Understand a person’s values
“Listening is easier when we agree with — or like — someone, but much harder when we don’t. One trick is to stop focusing on the other person’s specific words and instead listen for the underlying values or interests they are expressing. For example, if a neighbor is screaming and yelling about where you parked, try to figure out what’s important to them. They might value easy access to their home, safety for children or respect for their view. When we listen for what’s beneath the surface message, it’s easier to understand what might be driving the other person, which can create more space for finding common ground.”
— Laura Jeffords, executive director, The Mediation Center
Put your cellphone away
“In a world of unlimited access to technology, with cellphones and other devices constantly at our fingertips, being fully present and able to listen can be more challenging than ever before. The mere holding of a phone or even placing it on a table while you are engaged in a conversation across from someone can leave the impression that they are not a priority. My greatest advice to becoming a better, more attentive listener in your personal and professional life is to eliminate technological distractions whenever possible. Turning off your device — or the ringer in the case of the cellphone — and putting it away when you are expected to listen, removes the potential distraction and communicates that you respect the other person and are interested in what they have to say.”
— Meredith Switzer, executive director, All Souls Counseling Center
Be curious
“True curiosity is an essential ingredient for engaging in meaningful conversation, especially across difference. ‘Bridging conversations’ (thanks to Mónica Guzmán for that term) are rooted in curiosity and can expand our understanding, allow us to see more of each other’s humanness and maybe even find common ground. If I’m not asking genuine questions or I’ve got an agenda to change someone’s mind, I’m definitely not bringing curiosity with me into the conversation.”
— Emily Kujawa, project Manager and improvement specialist, WNC Health Network
Don’t make assumptions
“Good listening requires empathizing with someone else’s perspective and acknowledging that this perspective is important. Or stop assuming that your conversational partner is uneducated, uncaring or ‘down a conspiracy rabbit hole.’ Instead, take a deep breath and recognize that their life experiences have brought them — and the two of you — to this exact same point in time and space. Incredible, isn’t it?”
— Vicki Garlock, author and founder of World Religions for Kids
Zone out at your own peril
Sadly, the indications of not listening don’t make themselves known until the person you’re not listening to is at least two paragraphs deep. The first of these indications is a wandering mind. Your thoughts drift to the mundane such as parking meters, potential supermarket trips or that you just noticed an oil stain on your jeans. Then comes the alarming realization that all you’ve said in response to the person speaking to you was either ‘yeah’ or ‘cool.’ More alarming still is when the person you’re supposed to be listening to references something from earlier in the one-sided conversation — a call-back, if you will — and you nod your head as if to agree that yes, of course I remember that funny, weird thing that happened to you at your office work party that you just told me about.
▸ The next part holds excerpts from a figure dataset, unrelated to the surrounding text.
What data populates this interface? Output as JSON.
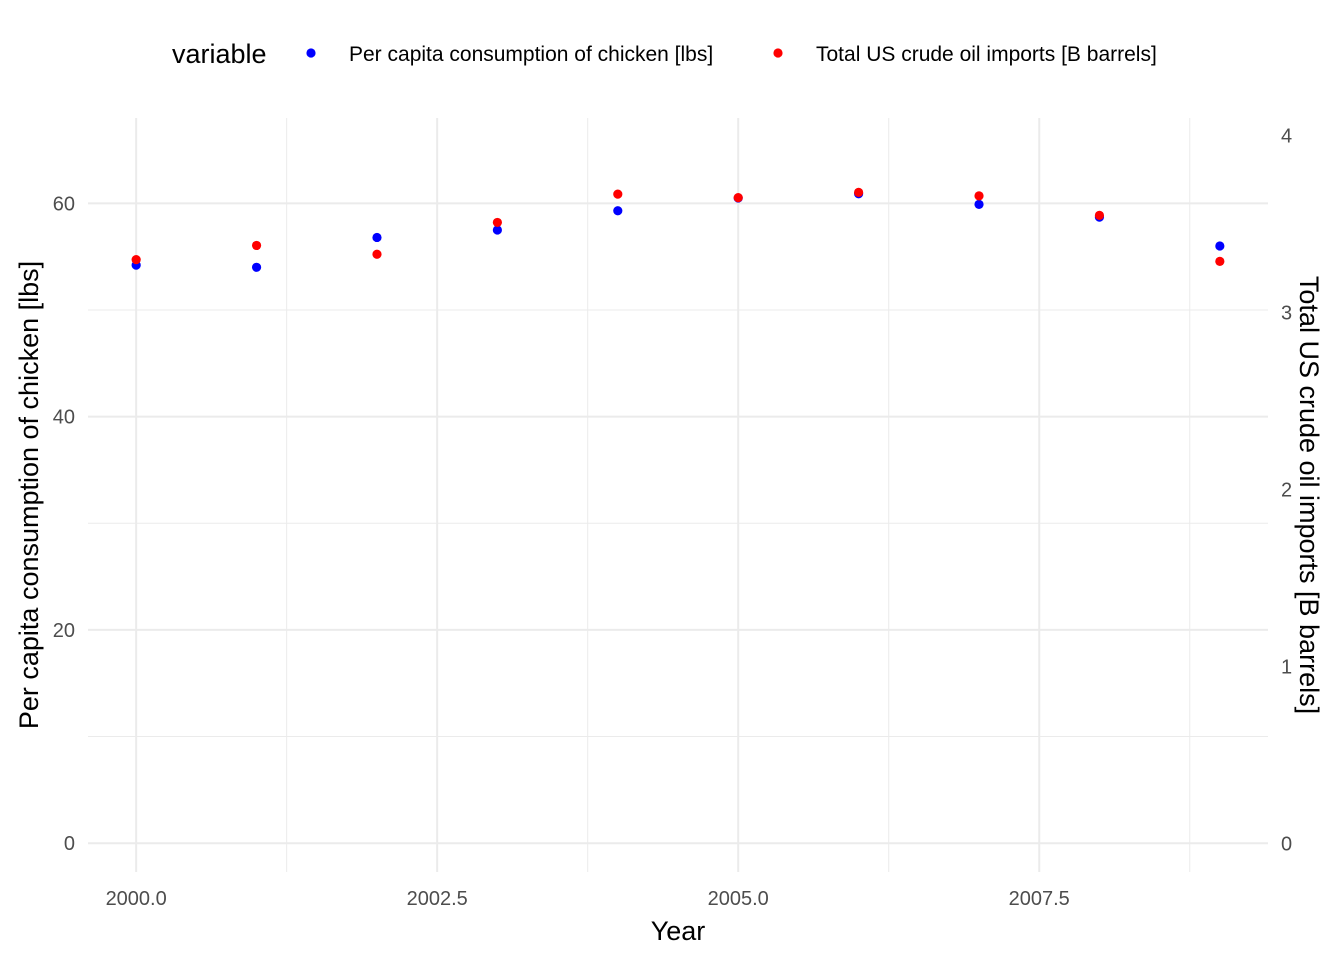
{
  "chart_data": {
    "type": "scatter",
    "x": [
      2000,
      2001,
      2002,
      2003,
      2004,
      2005,
      2006,
      2007,
      2008,
      2009
    ],
    "xlabel": "Year",
    "ylabel": "Per capita consumption of chicken [lbs]",
    "ylabel_right": "Total US crude oil imports [B barrels]",
    "xlim": [
      1999.6,
      2009.4
    ],
    "ylim": [
      -2.7,
      68
    ],
    "ylim_right": [
      -0.16,
      4.1
    ],
    "x_ticks": [
      2000,
      2002.5,
      2005,
      2007.5
    ],
    "x_tick_labels": [
      "2000.0",
      "2002.5",
      "2005.0",
      "2007.5"
    ],
    "y_ticks": [
      0,
      20,
      40,
      60
    ],
    "y_tick_labels": [
      "0",
      "20",
      "40",
      "60"
    ],
    "y_ticks_right": [
      0,
      1,
      2,
      3,
      4
    ],
    "y_tick_labels_right": [
      "0",
      "1",
      "2",
      "3",
      "4"
    ],
    "grid": true,
    "legend": {
      "title": "variable",
      "position": "top"
    },
    "series": [
      {
        "name": "Per capita consumption of chicken [lbs]",
        "color": "#0000ff",
        "axis": "left",
        "values": [
          54.2,
          54.0,
          56.8,
          57.5,
          59.3,
          60.5,
          60.9,
          59.9,
          58.7,
          56.0
        ]
      },
      {
        "name": "Total US crude oil imports [B barrels]",
        "color": "#ff0000",
        "axis": "right",
        "values": [
          3.3,
          3.38,
          3.33,
          3.51,
          3.67,
          3.65,
          3.68,
          3.66,
          3.55,
          3.29
        ]
      }
    ]
  }
}
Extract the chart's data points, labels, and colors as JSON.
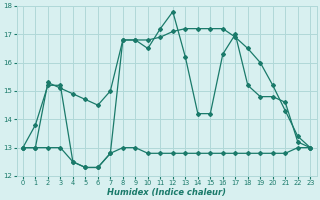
{
  "xlabel": "Humidex (Indice chaleur)",
  "x_values": [
    0,
    1,
    2,
    3,
    4,
    5,
    6,
    7,
    8,
    9,
    10,
    11,
    12,
    13,
    14,
    15,
    16,
    17,
    18,
    19,
    20,
    21,
    22,
    23
  ],
  "line1": [
    13.0,
    13.8,
    15.2,
    15.2,
    12.5,
    12.3,
    12.3,
    12.8,
    16.8,
    16.8,
    16.5,
    17.2,
    17.8,
    16.2,
    14.2,
    14.2,
    16.3,
    17.0,
    15.2,
    14.8,
    14.8,
    14.6,
    13.2,
    13.0
  ],
  "line2": [
    13.0,
    13.0,
    15.3,
    15.1,
    14.9,
    14.7,
    14.5,
    15.0,
    16.8,
    16.8,
    16.8,
    16.9,
    17.1,
    17.2,
    17.2,
    17.2,
    17.2,
    16.9,
    16.5,
    16.0,
    15.2,
    14.3,
    13.4,
    13.0
  ],
  "line3": [
    13.0,
    13.0,
    13.0,
    13.0,
    12.5,
    12.3,
    12.3,
    12.8,
    13.0,
    13.0,
    12.8,
    12.8,
    12.8,
    12.8,
    12.8,
    12.8,
    12.8,
    12.8,
    12.8,
    12.8,
    12.8,
    12.8,
    13.0,
    13.0
  ],
  "color": "#1a7a6a",
  "bg_color": "#d8f0f0",
  "grid_color": "#b0d8d8",
  "ylim": [
    12,
    18
  ],
  "xlim": [
    -0.5,
    23.5
  ],
  "yticks": [
    12,
    13,
    14,
    15,
    16,
    17,
    18
  ],
  "xticks": [
    0,
    1,
    2,
    3,
    4,
    5,
    6,
    7,
    8,
    9,
    10,
    11,
    12,
    13,
    14,
    15,
    16,
    17,
    18,
    19,
    20,
    21,
    22,
    23
  ]
}
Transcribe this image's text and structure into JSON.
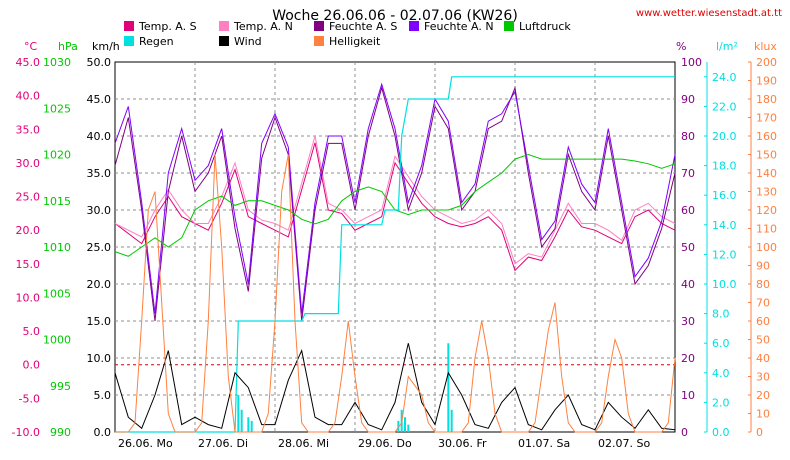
{
  "chart_data": {
    "type": "line",
    "title": "Woche 26.06.06 - 02.07.06 (KW26)",
    "source_credit": "www.wetter.wiesenstadt.at.tt",
    "x_tick_labels": [
      "26.06. Mo",
      "27.06. Di",
      "28.06. Mi",
      "29.06. Do",
      "30.06. Fr",
      "01.07. Sa",
      "02.07. So"
    ],
    "x_range_hours": [
      0,
      168
    ],
    "legend": [
      {
        "name": "Temp. A. S",
        "color": "#e0007a"
      },
      {
        "name": "Temp. A. N",
        "color": "#ff80c0"
      },
      {
        "name": "Feuchte A. S",
        "color": "#800080"
      },
      {
        "name": "Feuchte A. N",
        "color": "#8000ff"
      },
      {
        "name": "Luftdruck",
        "color": "#00c800"
      },
      {
        "name": "Regen",
        "color": "#00e0e0"
      },
      {
        "name": "Wind",
        "color": "#000000"
      },
      {
        "name": "Helligkeit",
        "color": "#ff8040"
      }
    ],
    "axes": {
      "temperature": {
        "unit": "°C",
        "color": "#e0007a",
        "range": [
          -10,
          45
        ],
        "ticks": [
          "45.0",
          "40.0",
          "35.0",
          "30.0",
          "25.0",
          "20.0",
          "15.0",
          "10.0",
          "5.0",
          "0.0",
          "-5.0",
          "-10.0"
        ]
      },
      "pressure": {
        "unit": "hPa",
        "color": "#00c800",
        "range": [
          990,
          1030
        ],
        "ticks": [
          "1030",
          "1025",
          "1020",
          "1015",
          "1010",
          "1005",
          "1000",
          "995",
          "990"
        ]
      },
      "wind": {
        "unit": "km/h",
        "color": "#000000",
        "range": [
          0,
          50
        ],
        "ticks": [
          "50.0",
          "45.0",
          "40.0",
          "35.0",
          "30.0",
          "25.0",
          "20.0",
          "15.0",
          "10.0",
          "5.0",
          "0.0"
        ]
      },
      "humidity": {
        "unit": "%",
        "color": "#800080",
        "range": [
          0,
          100
        ],
        "ticks": [
          "100",
          "90",
          "80",
          "70",
          "60",
          "50",
          "40",
          "30",
          "20",
          "10",
          "0"
        ]
      },
      "rain": {
        "unit": "l/m²",
        "color": "#00e0e0",
        "range": [
          0,
          25
        ],
        "ticks": [
          "24.0",
          "22.0",
          "20.0",
          "18.0",
          "16.0",
          "14.0",
          "12.0",
          "10.0",
          "8.0",
          "6.0",
          "4.0",
          "2.0",
          "0.0"
        ]
      },
      "brightness": {
        "unit": "klux",
        "color": "#ff8040",
        "range": [
          0,
          200
        ],
        "ticks": [
          "200",
          "190",
          "180",
          "170",
          "160",
          "150",
          "140",
          "130",
          "120",
          "110",
          "100",
          "90",
          "80",
          "70",
          "60",
          "50",
          "40",
          "30",
          "20",
          "10",
          "0"
        ]
      }
    },
    "grid": true,
    "series": [
      {
        "name": "Temp. A. S",
        "axis": "temperature",
        "color": "#e0007a",
        "x": [
          0,
          4,
          8,
          12,
          16,
          20,
          24,
          28,
          32,
          36,
          40,
          44,
          48,
          52,
          56,
          60,
          64,
          68,
          72,
          76,
          80,
          84,
          88,
          92,
          96,
          100,
          104,
          108,
          112,
          116,
          120,
          124,
          128,
          132,
          136,
          140,
          144,
          148,
          152,
          156,
          160,
          164,
          168
        ],
        "y": [
          21,
          19.5,
          18,
          22,
          25,
          22,
          21,
          20,
          24,
          29,
          22,
          21,
          20,
          19,
          26,
          33,
          23,
          22.5,
          20,
          21,
          22,
          30,
          27,
          24,
          22,
          21,
          20.5,
          21,
          22,
          20,
          14,
          16,
          15.5,
          19,
          23,
          20.5,
          20,
          19,
          18,
          22,
          23,
          21,
          20
        ]
      },
      {
        "name": "Temp. A. N",
        "axis": "temperature",
        "color": "#ff80c0",
        "x": [
          0,
          4,
          8,
          12,
          16,
          20,
          24,
          28,
          32,
          36,
          40,
          44,
          48,
          52,
          56,
          60,
          64,
          68,
          72,
          76,
          80,
          84,
          88,
          92,
          96,
          100,
          104,
          108,
          112,
          116,
          120,
          124,
          128,
          132,
          136,
          140,
          144,
          148,
          152,
          156,
          160,
          164,
          168
        ],
        "y": [
          21,
          20,
          19,
          23,
          26,
          23,
          21,
          21,
          25,
          30,
          23,
          21.5,
          21,
          20,
          27,
          34,
          24,
          23,
          21,
          22,
          23,
          31,
          28,
          25,
          23,
          22,
          21,
          21.5,
          23,
          21,
          15,
          16.5,
          16,
          20,
          24,
          21,
          21,
          20,
          18.5,
          23,
          24,
          22,
          21
        ]
      },
      {
        "name": "Feuchte A. S",
        "axis": "humidity",
        "color": "#800080",
        "x": [
          0,
          4,
          8,
          12,
          16,
          20,
          24,
          28,
          32,
          36,
          40,
          44,
          48,
          52,
          56,
          60,
          64,
          68,
          72,
          76,
          80,
          84,
          88,
          92,
          96,
          100,
          104,
          108,
          112,
          116,
          120,
          124,
          128,
          132,
          136,
          140,
          144,
          148,
          152,
          156,
          160,
          164,
          168
        ],
        "y": [
          72,
          85,
          60,
          30,
          65,
          80,
          65,
          70,
          80,
          55,
          38,
          74,
          85,
          75,
          30,
          60,
          78,
          78,
          60,
          80,
          93,
          80,
          60,
          70,
          88,
          82,
          60,
          65,
          82,
          84,
          93,
          70,
          50,
          55,
          75,
          65,
          60,
          80,
          60,
          40,
          45,
          55,
          70
        ]
      },
      {
        "name": "Feuchte A. N",
        "axis": "humidity",
        "color": "#8000ff",
        "x": [
          0,
          4,
          8,
          12,
          16,
          20,
          24,
          28,
          32,
          36,
          40,
          44,
          48,
          52,
          56,
          60,
          64,
          68,
          72,
          76,
          80,
          84,
          88,
          92,
          96,
          100,
          104,
          108,
          112,
          116,
          120,
          124,
          128,
          132,
          136,
          140,
          144,
          148,
          152,
          156,
          160,
          164,
          168
        ],
        "y": [
          78,
          88,
          62,
          32,
          70,
          82,
          68,
          72,
          82,
          58,
          40,
          78,
          86,
          77,
          32,
          62,
          80,
          80,
          62,
          82,
          94,
          82,
          62,
          72,
          90,
          84,
          62,
          67,
          84,
          86,
          92,
          72,
          52,
          57,
          77,
          67,
          62,
          82,
          62,
          42,
          47,
          57,
          75
        ]
      },
      {
        "name": "Luftdruck",
        "axis": "pressure",
        "color": "#00c800",
        "x": [
          0,
          4,
          8,
          12,
          16,
          20,
          24,
          28,
          32,
          36,
          40,
          44,
          48,
          52,
          56,
          60,
          64,
          68,
          72,
          76,
          80,
          84,
          88,
          92,
          96,
          100,
          104,
          108,
          112,
          116,
          120,
          124,
          128,
          132,
          136,
          140,
          144,
          148,
          152,
          156,
          160,
          164,
          168
        ],
        "y": [
          1009.5,
          1009,
          1010,
          1011,
          1010,
          1011,
          1014,
          1015,
          1015.5,
          1014.5,
          1015,
          1015,
          1014.5,
          1014,
          1013,
          1012.5,
          1013,
          1015,
          1016,
          1016.5,
          1016,
          1014,
          1013.5,
          1014,
          1014,
          1014,
          1014.5,
          1016,
          1017,
          1018,
          1019.5,
          1020,
          1019.5,
          1019.5,
          1019.5,
          1019.5,
          1019.5,
          1019.5,
          1019.5,
          1019.3,
          1019,
          1018.5,
          1019
        ]
      },
      {
        "name": "Regen",
        "axis": "rain",
        "color": "#00e0e0",
        "x": [
          0,
          36,
          37,
          56,
          57,
          67,
          68,
          72,
          80,
          81,
          85,
          86,
          88,
          89,
          90,
          100,
          101,
          168
        ],
        "y": [
          0,
          0,
          7.5,
          7.5,
          8,
          8,
          14,
          14,
          14,
          15,
          15,
          20,
          22.5,
          22.5,
          22.5,
          22.5,
          24,
          24
        ]
      },
      {
        "name": "Wind",
        "axis": "wind",
        "color": "#000000",
        "x": [
          0,
          4,
          8,
          12,
          16,
          20,
          24,
          28,
          32,
          36,
          40,
          44,
          48,
          52,
          56,
          60,
          64,
          68,
          72,
          76,
          80,
          84,
          88,
          92,
          96,
          100,
          104,
          108,
          112,
          116,
          120,
          124,
          128,
          132,
          136,
          140,
          144,
          148,
          152,
          156,
          160,
          164,
          168
        ],
        "y": [
          8,
          2,
          0.5,
          5,
          11,
          1,
          2,
          1,
          0.5,
          8,
          6,
          1,
          1,
          7,
          11,
          2,
          1,
          1,
          4,
          1,
          0.3,
          4,
          12,
          4,
          1,
          8,
          5,
          1,
          0.5,
          4,
          6,
          1,
          0.3,
          3,
          5,
          1,
          0.3,
          4,
          2,
          0.5,
          3,
          0.5,
          0.3
        ]
      },
      {
        "name": "Helligkeit",
        "axis": "brightness",
        "color": "#ff8040",
        "x": [
          0,
          2,
          4,
          6,
          8,
          10,
          12,
          14,
          16,
          18,
          20,
          22,
          24,
          26,
          28,
          30,
          32,
          34,
          36,
          38,
          40,
          42,
          44,
          46,
          48,
          50,
          52,
          54,
          56,
          58,
          60,
          62,
          64,
          66,
          68,
          70,
          72,
          74,
          76,
          78,
          80,
          82,
          84,
          86,
          88,
          90,
          92,
          94,
          96,
          98,
          100,
          102,
          104,
          106,
          108,
          110,
          112,
          114,
          116,
          118,
          120,
          122,
          124,
          126,
          128,
          130,
          132,
          134,
          136,
          138,
          140,
          142,
          144,
          146,
          148,
          150,
          152,
          154,
          156,
          158,
          160,
          162,
          164,
          166,
          168
        ],
        "y": [
          0,
          0,
          0,
          5,
          60,
          120,
          130,
          70,
          10,
          0,
          0,
          0,
          0,
          5,
          60,
          150,
          100,
          30,
          0,
          0,
          0,
          0,
          0,
          10,
          60,
          130,
          150,
          60,
          5,
          0,
          0,
          0,
          0,
          5,
          30,
          60,
          30,
          5,
          0,
          0,
          0,
          0,
          0,
          5,
          30,
          25,
          20,
          5,
          0,
          0,
          0,
          0,
          0,
          5,
          40,
          60,
          40,
          10,
          0,
          0,
          0,
          0,
          0,
          5,
          30,
          55,
          70,
          30,
          5,
          0,
          0,
          0,
          0,
          5,
          30,
          50,
          40,
          10,
          0,
          0,
          0,
          0,
          0,
          5,
          40
        ]
      }
    ]
  }
}
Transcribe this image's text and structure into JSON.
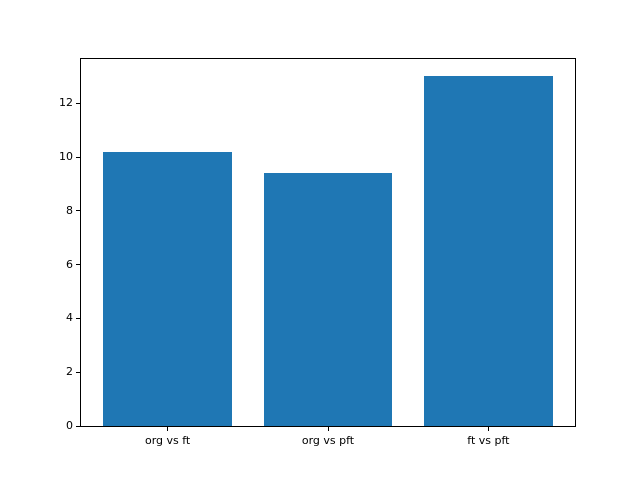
{
  "chart_data": {
    "type": "bar",
    "title": "",
    "xlabel": "",
    "ylabel": "",
    "categories": [
      "org vs ft",
      "org vs pft",
      "ft vs pft"
    ],
    "values": [
      10.2,
      9.4,
      13.0
    ],
    "bar_color": "#1f77b4",
    "bar_width": 0.8,
    "xlim": [
      -0.54,
      2.54
    ],
    "ylim": [
      0,
      13.65
    ],
    "yticks": [
      0,
      2,
      4,
      6,
      8,
      10,
      12
    ],
    "ytick_labels": [
      "0",
      "2",
      "4",
      "6",
      "8",
      "10",
      "12"
    ],
    "grid": false,
    "legend": false,
    "background": "#ffffff",
    "spine_color": "#000000",
    "text_color": "#000000"
  }
}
And then, the dreadfully inevitable happens: The other person’s mouth stops moving, and they wait for the much anticipated response to their query: ‘What would you have done?’ After a couple of beats, all you can manage to say, all that you have any business saying is, ‘I mean, honestly, I just have no words.’”
— George Awad, comedian, writer and actor
Step outside your comfort zone
“True listening creates a safe and welcoming space where everyone feels valued. Sometimes, it’s as simple as slowing down our speech, rephrasing for clarity, being patient or pausing to ensure someone has the chance to fully express themselves. Other times, it’s about stepping out of our comfort zone — learning a few phrases in another language, using visual aids or taking the time to understand nonverbal. Even when we don’t fully agree with someone or can’t personally relate to their experience, we can still offer the gift of listening and find a way to appreciate their input so that everyone, regardless of their background, feels seen, heard and truly at home.”
— Paula Penovi, certified translator with Argentum Translations
We all have something in common
“In my experience, very few conversations — no matter how challenging — fail to reveal something worthwhile. Even in opposition, there’s nearly always a spark of shared humanity or a mutual goal. If we lead with respect and a willingness to listen, we can start to bridge the divides that seem so insurmountable today.”